Pour cette raison, le Crime d'être pauvre n'est mentionné clairement dans aucun code, ni dans aucun recueil de jurisprudence pénale. Tout au plus, est-il classé parmi les simples délits relevant des tribunaux correctionnels et assimilé au vagabondage, qui n'est, lui-même, qu'une conséquence de la pauvreté.

Mais ce silence est une sanction péremptoire de la terreur universelle qui refuse de préciser son objet.

Indiscutablement, la Pauvreté est le plus énorme des crimes, et le seul qu'aucune circonstance ne saurait atténuer aux yeux d'un juge équitable. C'est un crime tel, que la trahison, l'inceste, le parricide ou le sacrilège, paraissent peu de chose, en comparaison, et sollicitent l'attendrissement social.

Aussi, le genre humain ne s'y est jamais trompé, et l'infaillible instinct de tous les peuples, en n'importe quel lieu de la terre, a toujours frappé d'une identique réprobation, les titulaires de la guenille ou du ventre creux.

Puisqu'on ne pouvait édicter aucun châtiment déterminé, pour un genre d'attentat que les législations épouvantées ne consentaient pas à définir, on accumula sur le Pauvre toutes les formes infamantes ou afflictives de la vindicte unanime. Pour être assuré de tomber juste, on empila sur sa tête la multitude des expiations, au milieu desquelles il était impossible de faire un choix, sans danger de caractériser le forfait.
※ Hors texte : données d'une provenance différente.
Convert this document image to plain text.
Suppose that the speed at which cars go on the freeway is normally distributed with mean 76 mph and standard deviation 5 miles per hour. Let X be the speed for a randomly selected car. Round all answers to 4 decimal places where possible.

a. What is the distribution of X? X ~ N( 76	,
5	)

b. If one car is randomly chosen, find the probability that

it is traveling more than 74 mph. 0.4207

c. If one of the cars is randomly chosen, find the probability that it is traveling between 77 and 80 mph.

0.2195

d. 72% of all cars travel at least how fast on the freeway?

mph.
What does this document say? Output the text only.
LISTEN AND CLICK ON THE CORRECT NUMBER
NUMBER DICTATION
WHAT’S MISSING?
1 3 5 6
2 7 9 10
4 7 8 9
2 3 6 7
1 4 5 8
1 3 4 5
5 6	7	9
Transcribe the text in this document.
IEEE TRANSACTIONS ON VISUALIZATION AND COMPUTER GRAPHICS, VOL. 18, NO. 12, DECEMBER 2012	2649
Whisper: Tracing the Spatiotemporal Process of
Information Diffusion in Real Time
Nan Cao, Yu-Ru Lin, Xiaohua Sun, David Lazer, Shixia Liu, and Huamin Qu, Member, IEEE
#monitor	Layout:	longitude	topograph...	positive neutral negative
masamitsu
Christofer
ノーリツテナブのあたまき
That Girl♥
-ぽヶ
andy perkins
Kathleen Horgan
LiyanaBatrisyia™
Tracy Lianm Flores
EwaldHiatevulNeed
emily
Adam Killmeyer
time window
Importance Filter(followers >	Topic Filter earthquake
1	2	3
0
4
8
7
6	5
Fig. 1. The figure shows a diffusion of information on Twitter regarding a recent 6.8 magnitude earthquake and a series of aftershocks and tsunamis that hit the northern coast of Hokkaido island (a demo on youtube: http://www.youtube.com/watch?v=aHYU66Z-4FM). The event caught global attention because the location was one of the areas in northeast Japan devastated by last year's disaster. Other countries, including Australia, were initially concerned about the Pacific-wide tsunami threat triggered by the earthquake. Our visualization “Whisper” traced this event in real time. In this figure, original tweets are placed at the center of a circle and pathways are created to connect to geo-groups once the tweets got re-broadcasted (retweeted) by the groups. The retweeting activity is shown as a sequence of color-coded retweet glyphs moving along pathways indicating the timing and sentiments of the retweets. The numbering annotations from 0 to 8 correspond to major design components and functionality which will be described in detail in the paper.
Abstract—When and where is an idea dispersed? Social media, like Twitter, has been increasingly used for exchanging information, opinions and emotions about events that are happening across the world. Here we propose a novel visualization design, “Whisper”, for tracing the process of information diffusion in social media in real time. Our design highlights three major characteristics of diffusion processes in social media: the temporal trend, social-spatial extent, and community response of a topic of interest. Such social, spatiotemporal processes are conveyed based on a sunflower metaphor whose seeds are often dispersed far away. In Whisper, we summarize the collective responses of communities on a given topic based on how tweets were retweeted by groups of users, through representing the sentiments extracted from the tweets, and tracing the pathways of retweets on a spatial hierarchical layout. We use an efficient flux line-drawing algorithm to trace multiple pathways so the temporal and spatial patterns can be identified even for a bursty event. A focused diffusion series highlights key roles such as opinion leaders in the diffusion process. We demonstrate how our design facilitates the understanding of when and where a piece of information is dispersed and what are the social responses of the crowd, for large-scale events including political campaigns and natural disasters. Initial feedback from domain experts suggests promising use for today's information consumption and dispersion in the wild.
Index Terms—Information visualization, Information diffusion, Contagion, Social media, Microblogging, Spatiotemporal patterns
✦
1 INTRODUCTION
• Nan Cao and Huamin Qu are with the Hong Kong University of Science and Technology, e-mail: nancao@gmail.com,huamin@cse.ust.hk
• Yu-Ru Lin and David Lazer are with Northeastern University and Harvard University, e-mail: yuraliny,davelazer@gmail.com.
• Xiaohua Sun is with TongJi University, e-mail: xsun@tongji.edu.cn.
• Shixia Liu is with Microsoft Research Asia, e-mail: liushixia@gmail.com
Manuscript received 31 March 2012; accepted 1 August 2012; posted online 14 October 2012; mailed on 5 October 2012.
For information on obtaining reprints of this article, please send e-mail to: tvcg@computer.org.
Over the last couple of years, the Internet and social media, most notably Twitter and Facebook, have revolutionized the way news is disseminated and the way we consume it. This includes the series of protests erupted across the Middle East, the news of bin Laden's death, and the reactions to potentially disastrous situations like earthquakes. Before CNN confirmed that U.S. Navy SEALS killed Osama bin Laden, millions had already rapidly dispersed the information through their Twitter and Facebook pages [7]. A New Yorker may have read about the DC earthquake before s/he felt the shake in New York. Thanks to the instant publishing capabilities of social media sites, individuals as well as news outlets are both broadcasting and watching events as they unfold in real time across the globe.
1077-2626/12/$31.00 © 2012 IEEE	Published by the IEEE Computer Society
Les indigents ne furent condamnés formellement ni au feu, ni à l'écartellement, ni à l'estrapade, ni à l'écorchement, ni au pal, ni même à la guillotine. Nulle disposition légale ne précisa jamais qu'on dût les pendre, les émasculer, leur arracher les ongles, leur crever les yeux, leur entonner du plomb fondu, les exposer, enduits de mélasse, au soleil de la canicule, ou simplement, les traîner, dépouillés de leur peau, dans un champ de luzerne fraîchement fauché…. Aucun de ces charmants supplices ne leur fut littéralement appliqué, en vertu d'aucune explicite loi.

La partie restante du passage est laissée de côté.